Il faut, nous semble-t-il, prendre la frontière pour ce qu’elle est : un mal nécessaire, un bien dangereux. Et puis, quand tout est dans tout, le sens est souvent nulle part et la loi du plus fort partout. Sa re-reconnaissance aurait une vertu qui n’est pas nulle par les temps qui courent : la reconnaissance de l’autre. Remarquons accessoirement qu’aujourd’hui, après que la réalité ait pulvérisé nos illusions, il n’y a que les riches pour se satisfaire de son absence, qui eux, vont là où ils veulent, pendant que les pauvres y vont en marchant, quand ce n’est pas en ramant. Il y a aussi les « mafias » de tous poils, y compris bancaires et financières, ainsi que les clergés et tous les disciples d’un pouvoir théocratique.

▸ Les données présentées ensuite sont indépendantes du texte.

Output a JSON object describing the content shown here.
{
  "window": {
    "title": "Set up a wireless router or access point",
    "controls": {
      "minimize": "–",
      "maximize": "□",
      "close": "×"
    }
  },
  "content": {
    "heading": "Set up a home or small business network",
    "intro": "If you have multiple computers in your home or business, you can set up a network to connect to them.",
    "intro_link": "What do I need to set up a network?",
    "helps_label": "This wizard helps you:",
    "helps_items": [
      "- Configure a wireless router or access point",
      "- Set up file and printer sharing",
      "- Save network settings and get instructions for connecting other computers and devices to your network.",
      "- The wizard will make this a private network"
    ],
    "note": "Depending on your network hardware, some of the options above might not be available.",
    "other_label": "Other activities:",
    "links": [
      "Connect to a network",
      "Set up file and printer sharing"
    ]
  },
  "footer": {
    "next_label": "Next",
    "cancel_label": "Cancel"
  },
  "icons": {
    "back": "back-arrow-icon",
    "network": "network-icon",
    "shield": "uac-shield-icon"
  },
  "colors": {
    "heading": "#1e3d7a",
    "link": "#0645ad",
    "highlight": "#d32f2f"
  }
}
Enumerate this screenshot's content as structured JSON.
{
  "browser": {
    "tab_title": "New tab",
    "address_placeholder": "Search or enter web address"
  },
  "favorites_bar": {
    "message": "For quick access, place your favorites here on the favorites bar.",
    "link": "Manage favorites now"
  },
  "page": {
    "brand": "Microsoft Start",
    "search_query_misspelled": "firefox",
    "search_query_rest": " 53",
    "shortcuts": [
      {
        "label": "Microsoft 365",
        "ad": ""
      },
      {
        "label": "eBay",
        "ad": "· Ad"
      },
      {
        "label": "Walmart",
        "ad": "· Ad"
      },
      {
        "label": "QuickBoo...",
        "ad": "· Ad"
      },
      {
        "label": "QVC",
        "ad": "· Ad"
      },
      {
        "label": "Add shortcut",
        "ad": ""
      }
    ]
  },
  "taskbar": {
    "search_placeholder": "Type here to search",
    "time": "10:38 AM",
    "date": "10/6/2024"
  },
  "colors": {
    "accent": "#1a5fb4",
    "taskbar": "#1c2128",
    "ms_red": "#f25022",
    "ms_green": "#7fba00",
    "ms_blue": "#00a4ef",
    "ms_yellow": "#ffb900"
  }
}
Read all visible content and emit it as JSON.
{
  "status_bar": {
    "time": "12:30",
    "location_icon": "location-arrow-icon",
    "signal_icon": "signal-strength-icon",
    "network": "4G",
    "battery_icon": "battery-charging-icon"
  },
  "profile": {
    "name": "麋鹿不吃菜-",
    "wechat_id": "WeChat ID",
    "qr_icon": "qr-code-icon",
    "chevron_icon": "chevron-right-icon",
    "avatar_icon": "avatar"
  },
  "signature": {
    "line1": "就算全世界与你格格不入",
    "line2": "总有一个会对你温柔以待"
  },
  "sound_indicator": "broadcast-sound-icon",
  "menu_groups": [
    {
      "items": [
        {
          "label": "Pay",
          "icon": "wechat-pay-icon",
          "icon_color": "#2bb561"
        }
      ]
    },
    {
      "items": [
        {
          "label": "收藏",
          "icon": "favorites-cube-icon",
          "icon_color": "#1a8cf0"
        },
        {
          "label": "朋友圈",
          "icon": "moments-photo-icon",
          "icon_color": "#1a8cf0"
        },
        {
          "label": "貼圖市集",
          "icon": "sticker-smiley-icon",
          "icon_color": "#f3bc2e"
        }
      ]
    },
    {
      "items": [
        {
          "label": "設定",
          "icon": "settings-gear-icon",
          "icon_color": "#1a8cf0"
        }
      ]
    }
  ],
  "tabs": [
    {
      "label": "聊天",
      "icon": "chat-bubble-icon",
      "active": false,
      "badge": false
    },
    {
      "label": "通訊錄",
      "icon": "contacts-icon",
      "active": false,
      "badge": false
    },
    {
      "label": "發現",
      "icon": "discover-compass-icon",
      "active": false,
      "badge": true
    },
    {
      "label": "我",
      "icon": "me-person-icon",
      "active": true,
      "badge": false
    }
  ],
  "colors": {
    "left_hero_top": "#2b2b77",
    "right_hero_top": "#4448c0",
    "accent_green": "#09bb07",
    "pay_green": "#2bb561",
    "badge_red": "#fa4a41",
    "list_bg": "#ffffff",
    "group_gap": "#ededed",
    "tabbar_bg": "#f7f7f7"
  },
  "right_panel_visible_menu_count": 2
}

Dans le même temps, on voit bien la nécessité de sortir du cadre national, pour faire face à l’ubérisation des économies, le terrorisme, les questions de défense et de sécurité, le réchauffement climatique, l’ogre instable du système financier mondial, aux flux de populations, aux questions éthiques sur l’avenir de l’Homme, la défiance des peuples, etc. La mise en place d’élections transnationales et pour le moins l’émergence de mouvements civiques plurinationaux permettraient d’apporter de la légitimité pour des solutions collectives efficaces et ambitieuses. Un niveau de démocratie délibérative complétant la démocratie représentative permettrait aux citoyens d'être associés de manière continue aux processus politiques européens. La démocratisation et le développement d’Erasmus, la création de nouveaux droits sociaux adaptés à la numérisation des économies (droit à la formation professionnelle continue tout au long de la vie), la définition d’une politique industrielle tirant parti des technologies d'avenir sur lesquels les Européens sont en avance, la création d’une agence européenne de l’asile et de l’accueil des réfugiés seraient de nature à créer du lien et du liant et à refonder une Europe démocratique.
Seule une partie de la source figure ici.